January Newsletter

Bill Hastie |

The global COVID pandemic was a “black swan event” – an unpredictable event that is beyond what is normally expected of a situation and has potentially severe consequences – and caused the biggest quarterly drop in GDP and increase in unemployment since the Great Depression.  The collapse of the U.S. stock markets from all-time highs to more than 30% down, occurring from February 18 – March 23, was one of the fastest in history.  There were other firsts – oil prices went temporarily negative, market volatility exceeded that during the 2008 financial crisis and the Federal Reserve took unprecedented measures to support the plummeting U.S. economy.  In short, nothing about 2020 was normal.

Despite devastating health and economic crises, the financial markets performed incredibly well in 2020.  For example, the S&P 500 gained 18.40% while its blue-chip counterpart, the Dow, rose 9.72%.  The big winner for 2020 was clearly the NASDAQ, posting a whopping 44.92% gain.  The difference in returns, however, does attract some attention.  A deeper look into the Dow saw some stocks, Boeing in particular, dragged on its performance.  The technology sector of the S&P 500 helped it post a gain almost twice that of the Dow.  The tech-heavy NASDAQ benefited from the stay/work-at-home economy brought on by COVID.

International stock markets generally did not quite fare as well as in the U.S., primarily restrained by economies in Europe hit particularly hard by COVID lockdowns.  The MSCI EAFE Index (Europe, Australia and the Far East) returned 7.82%.  Benefitting from the falling U.S. dollar were the emerging markets, measured by the MSCI EM Index, rose 18.31% in 2020.

Our outlook for 2021 sees a slow return to economic and lifestyle normalcy, which we believe will serve as a tailwind for many investment assets.  Further advancements in COVID testing, contact tracing and vaccine development should gradually reduce the need for business restrictions and promote economic growth.  Additional federal stimulus, however, will be needed to support the still fragile economy in the short run.

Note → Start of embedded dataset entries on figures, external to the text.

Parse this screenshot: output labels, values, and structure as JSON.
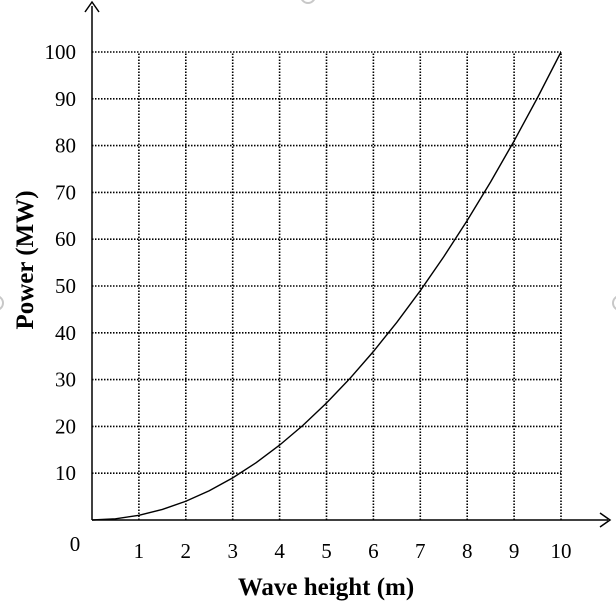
{
  "chart_data": {
    "type": "line",
    "xlabel": "Wave height (m)",
    "ylabel": "Power (MW)",
    "xlim": [
      0,
      10
    ],
    "ylim": [
      0,
      100
    ],
    "origin_label": "0",
    "xticks": [
      1,
      2,
      3,
      4,
      5,
      6,
      7,
      8,
      9,
      10
    ],
    "yticks": [
      10,
      20,
      30,
      40,
      50,
      60,
      70,
      80,
      90,
      100
    ],
    "grid": true,
    "series": [
      {
        "x": [
          0,
          0.5,
          1,
          1.5,
          2,
          2.5,
          3,
          3.5,
          4,
          4.5,
          5,
          5.5,
          6,
          6.5,
          7,
          7.5,
          8,
          8.5,
          9,
          9.5,
          10
        ],
        "y": [
          0,
          0.25,
          1,
          2.25,
          4,
          6.25,
          9,
          12.25,
          16,
          20.25,
          25,
          30.25,
          36,
          42.25,
          49,
          56.25,
          64,
          72.25,
          81,
          90.25,
          100
        ]
      }
    ]
  }
}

The road to recovery is likely to be a bumpy ride, and we do see the potential for considerable market volatility at times throughout 2021.  As such, our managed portfolios will remain broadly diversified, “tilted” toward asset classes that we believe will produce solid returns in a recovering economy balanced with positions that add stability to the portfolio.  We favor a moderate risk-on posture but see the potential for both upside and downside surprises.  Investment management in 2020 was an “all hands on deck” process, and we see 2021 as being no different!